Possibly the Work of Spoilum (Chinese, act. 1785-1810)An Imperial Review at a Military EncampmentUnsigned.
Oil on canvas, 32 1/2 x 51 3/4 in., in a giltwood frame.
Condition: Relined, retouch.
Literature: Carl Crossman,
The Decorative Arts of the China Trade, 1991, p. 165.
Exhibitions: The Royal Pavilion, Art Gallery and Museums, Brighton,
The China Trade 1600-1860, 1986, no. 78.
Note: Described by Crossman as "one of the most ambitious of all genre paintings depicting Chinese life painted for the western market," the scene presents an imperial military review with detail and grace uncommon for export paintings of this period. The Qianlong Emperor sits in customary fashion outside his tent while a senior mandarin presents to him a group of soldiers for inspection. As an archer from the group begins to prostrate himself, a soldier in the royal entourage gazes up at a gold and scarlet standard situated amongst ephemeral leaves fading into a bright, cloud-filled sky reminiscent of contemporaneous western landscapes.
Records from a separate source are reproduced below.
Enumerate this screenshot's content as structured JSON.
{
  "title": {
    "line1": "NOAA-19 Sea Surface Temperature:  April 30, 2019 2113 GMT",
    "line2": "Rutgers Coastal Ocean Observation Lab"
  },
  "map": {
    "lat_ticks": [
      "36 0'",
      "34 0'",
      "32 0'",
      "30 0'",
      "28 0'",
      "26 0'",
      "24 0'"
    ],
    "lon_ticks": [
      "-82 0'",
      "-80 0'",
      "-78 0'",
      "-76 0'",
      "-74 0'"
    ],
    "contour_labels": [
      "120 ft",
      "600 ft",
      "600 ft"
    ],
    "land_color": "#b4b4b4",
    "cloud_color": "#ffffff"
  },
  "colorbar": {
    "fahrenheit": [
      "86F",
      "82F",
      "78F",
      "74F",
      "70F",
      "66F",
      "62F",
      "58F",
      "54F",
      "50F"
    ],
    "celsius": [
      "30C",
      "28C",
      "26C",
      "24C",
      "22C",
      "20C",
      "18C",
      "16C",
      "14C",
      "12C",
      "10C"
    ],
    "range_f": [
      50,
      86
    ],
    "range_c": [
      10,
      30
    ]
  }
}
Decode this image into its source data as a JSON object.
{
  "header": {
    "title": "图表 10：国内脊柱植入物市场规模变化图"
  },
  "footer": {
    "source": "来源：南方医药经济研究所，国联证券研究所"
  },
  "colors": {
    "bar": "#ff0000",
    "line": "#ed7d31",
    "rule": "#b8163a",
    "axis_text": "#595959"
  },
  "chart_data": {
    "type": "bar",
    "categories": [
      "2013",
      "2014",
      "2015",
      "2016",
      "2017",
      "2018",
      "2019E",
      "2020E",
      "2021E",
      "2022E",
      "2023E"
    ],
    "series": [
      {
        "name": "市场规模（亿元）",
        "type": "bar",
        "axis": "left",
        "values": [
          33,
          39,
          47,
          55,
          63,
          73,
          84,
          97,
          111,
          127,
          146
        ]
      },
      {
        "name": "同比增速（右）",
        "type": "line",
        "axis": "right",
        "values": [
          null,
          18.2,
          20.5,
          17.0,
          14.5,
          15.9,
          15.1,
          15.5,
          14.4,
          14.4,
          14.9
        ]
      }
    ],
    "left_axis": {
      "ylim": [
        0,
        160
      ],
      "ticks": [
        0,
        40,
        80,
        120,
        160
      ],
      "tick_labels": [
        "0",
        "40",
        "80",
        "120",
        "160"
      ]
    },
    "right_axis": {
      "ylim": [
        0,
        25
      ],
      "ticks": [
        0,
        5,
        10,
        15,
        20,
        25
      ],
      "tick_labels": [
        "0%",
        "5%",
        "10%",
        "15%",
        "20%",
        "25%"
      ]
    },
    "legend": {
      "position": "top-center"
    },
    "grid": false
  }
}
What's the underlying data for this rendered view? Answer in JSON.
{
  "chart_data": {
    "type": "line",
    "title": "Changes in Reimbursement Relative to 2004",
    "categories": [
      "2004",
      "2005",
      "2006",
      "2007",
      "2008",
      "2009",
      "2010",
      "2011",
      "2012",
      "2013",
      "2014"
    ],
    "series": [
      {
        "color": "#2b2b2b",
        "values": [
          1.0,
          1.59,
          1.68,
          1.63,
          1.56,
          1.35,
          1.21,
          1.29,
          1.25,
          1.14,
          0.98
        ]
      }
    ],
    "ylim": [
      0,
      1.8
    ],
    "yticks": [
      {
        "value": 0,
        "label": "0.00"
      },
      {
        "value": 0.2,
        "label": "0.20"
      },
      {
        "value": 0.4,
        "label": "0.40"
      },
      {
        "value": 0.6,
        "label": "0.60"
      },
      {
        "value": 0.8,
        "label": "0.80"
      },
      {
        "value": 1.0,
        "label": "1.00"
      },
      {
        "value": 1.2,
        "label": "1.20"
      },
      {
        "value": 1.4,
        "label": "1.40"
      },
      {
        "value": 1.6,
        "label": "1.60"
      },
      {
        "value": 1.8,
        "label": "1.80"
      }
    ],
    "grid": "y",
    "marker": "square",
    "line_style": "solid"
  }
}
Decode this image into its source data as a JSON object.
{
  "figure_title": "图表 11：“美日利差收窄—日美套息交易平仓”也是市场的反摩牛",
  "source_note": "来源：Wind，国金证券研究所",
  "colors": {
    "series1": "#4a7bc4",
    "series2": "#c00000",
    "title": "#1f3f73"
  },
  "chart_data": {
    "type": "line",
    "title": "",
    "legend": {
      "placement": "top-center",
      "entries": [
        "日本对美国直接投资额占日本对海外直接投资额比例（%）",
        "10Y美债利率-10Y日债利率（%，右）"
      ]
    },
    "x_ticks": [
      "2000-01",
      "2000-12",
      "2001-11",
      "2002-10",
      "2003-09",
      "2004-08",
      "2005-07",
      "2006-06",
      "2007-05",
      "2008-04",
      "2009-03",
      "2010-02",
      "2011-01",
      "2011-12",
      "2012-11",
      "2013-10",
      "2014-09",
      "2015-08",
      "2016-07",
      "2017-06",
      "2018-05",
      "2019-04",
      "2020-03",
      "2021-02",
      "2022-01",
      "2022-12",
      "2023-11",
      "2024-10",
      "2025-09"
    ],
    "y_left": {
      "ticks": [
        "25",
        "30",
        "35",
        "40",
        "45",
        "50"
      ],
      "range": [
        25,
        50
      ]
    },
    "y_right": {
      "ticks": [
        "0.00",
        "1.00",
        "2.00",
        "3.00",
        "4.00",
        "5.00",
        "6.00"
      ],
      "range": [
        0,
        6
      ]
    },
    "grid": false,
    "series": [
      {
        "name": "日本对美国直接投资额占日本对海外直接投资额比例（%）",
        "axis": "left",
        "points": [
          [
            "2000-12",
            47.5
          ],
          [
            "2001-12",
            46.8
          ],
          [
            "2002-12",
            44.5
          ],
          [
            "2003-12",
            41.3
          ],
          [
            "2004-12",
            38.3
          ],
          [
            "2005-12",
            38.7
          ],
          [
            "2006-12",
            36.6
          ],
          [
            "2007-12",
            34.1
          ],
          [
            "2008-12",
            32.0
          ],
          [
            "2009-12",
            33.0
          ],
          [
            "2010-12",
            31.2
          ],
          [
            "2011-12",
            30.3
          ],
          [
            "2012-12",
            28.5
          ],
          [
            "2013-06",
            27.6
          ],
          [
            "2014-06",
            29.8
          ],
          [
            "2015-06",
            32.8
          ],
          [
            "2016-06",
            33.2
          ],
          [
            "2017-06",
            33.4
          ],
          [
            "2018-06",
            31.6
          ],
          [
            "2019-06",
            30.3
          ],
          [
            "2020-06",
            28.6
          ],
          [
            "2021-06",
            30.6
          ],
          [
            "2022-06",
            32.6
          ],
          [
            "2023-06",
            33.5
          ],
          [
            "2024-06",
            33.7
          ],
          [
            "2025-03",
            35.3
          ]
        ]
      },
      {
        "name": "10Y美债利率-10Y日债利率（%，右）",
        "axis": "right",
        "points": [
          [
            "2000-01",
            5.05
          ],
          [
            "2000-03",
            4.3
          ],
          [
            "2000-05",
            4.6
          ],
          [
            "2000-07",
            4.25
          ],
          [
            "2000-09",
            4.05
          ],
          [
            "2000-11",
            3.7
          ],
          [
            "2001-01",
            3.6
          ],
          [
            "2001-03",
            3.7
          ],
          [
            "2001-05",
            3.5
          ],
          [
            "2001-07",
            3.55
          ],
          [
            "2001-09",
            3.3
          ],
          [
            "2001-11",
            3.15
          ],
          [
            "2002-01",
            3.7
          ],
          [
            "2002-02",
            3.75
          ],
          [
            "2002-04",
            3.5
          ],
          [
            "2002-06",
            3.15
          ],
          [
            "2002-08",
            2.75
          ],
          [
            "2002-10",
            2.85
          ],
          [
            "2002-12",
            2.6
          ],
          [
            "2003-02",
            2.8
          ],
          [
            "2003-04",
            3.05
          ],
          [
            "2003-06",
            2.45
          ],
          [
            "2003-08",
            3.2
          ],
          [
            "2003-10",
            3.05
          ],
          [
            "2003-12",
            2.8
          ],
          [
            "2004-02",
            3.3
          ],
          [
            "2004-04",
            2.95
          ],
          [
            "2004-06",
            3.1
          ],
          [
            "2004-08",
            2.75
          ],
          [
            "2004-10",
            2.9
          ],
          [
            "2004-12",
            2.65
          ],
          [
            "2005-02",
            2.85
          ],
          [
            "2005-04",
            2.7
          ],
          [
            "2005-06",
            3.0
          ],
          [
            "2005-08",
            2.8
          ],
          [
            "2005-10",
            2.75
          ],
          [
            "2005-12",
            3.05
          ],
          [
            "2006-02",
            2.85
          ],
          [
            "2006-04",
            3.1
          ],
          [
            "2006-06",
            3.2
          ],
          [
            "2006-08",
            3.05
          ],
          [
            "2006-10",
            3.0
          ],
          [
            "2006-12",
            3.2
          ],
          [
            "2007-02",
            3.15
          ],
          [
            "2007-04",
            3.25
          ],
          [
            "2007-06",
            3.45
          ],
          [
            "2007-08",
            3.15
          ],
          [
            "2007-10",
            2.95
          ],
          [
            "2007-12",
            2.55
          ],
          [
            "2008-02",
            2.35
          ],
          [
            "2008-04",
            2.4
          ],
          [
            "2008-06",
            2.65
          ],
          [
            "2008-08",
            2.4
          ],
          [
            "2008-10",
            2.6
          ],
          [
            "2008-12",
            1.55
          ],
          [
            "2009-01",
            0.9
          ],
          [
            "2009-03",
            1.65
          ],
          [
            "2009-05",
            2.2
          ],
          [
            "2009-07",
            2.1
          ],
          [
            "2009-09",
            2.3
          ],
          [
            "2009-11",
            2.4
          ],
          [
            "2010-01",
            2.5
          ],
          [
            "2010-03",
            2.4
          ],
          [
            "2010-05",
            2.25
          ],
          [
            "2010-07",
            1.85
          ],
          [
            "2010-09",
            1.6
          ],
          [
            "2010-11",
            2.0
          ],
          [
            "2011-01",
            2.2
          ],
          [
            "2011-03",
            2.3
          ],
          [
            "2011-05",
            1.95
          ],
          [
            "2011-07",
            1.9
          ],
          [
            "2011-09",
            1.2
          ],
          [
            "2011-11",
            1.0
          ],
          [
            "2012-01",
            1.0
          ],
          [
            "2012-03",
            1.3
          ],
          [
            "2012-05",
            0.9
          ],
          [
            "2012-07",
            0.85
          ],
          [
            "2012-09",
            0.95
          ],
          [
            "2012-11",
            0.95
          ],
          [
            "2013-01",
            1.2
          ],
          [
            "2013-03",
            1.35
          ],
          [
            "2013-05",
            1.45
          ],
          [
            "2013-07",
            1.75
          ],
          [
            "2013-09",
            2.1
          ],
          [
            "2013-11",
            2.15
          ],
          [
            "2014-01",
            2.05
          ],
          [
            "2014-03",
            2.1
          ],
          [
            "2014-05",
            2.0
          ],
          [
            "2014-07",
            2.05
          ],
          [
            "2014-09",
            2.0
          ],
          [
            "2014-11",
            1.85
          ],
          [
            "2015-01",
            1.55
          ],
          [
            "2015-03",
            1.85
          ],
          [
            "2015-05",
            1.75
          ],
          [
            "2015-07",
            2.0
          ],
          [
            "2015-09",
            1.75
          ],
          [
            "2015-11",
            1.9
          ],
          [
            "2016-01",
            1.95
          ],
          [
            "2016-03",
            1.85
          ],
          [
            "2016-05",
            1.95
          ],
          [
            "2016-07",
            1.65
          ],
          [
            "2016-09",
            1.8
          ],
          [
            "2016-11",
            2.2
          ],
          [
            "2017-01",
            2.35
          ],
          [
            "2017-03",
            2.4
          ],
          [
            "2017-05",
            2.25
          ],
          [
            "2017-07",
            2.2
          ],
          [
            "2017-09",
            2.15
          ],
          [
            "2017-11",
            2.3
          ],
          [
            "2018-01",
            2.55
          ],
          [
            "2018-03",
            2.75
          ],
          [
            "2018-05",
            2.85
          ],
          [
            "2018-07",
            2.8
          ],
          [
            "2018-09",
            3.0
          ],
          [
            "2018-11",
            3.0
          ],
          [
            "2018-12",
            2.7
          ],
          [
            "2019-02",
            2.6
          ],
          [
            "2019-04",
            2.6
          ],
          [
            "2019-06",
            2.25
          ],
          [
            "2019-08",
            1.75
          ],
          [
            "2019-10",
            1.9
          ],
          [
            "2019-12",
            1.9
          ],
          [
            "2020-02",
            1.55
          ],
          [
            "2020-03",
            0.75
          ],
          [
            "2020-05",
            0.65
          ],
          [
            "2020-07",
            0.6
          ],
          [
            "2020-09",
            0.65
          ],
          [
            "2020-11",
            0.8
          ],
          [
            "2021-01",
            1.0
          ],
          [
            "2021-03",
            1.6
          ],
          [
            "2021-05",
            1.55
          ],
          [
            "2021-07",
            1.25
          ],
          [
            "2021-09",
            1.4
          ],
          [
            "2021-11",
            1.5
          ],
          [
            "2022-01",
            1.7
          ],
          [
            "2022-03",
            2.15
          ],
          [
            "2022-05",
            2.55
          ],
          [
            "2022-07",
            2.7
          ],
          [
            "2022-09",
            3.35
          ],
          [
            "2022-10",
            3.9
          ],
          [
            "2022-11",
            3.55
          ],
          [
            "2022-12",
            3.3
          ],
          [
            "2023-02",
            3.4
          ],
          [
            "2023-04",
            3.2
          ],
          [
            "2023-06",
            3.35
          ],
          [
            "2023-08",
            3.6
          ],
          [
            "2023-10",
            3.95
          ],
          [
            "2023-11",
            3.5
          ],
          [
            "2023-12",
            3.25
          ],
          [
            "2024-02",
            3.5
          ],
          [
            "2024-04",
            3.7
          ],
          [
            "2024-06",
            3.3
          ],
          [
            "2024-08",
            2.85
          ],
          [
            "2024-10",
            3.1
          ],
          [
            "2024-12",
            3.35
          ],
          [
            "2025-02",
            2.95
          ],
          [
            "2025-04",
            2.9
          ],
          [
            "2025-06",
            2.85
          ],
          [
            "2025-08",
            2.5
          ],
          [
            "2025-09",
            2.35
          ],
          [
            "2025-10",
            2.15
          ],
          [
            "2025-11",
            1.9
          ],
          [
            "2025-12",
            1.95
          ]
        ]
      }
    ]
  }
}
This early example of Cantonese oil painting is related to two smaller works on glass, one at the National Museum of Ethnology in Leiden, and the other at the Victoria and Albert Museum, the latter of which is stated to have been painted for Richard Hall of the East India Company, who was in Canton from 1785 until 1802. (See Rijksmuseum voor Volkenkunde, Lieden, "Sensitive Plates," catalog by Paul van Dongen, 1995, no. 13, and Margaret Jourdain and R. Soame Jenyns,
Chinese Export Art in the Eighteenth Century, 1950, p. 37 and pl. 66.)
Condition
Condition: Scattered spots and small lines of retouch throughout sky, and to a much lesser extent in the faces and dress of the figures below.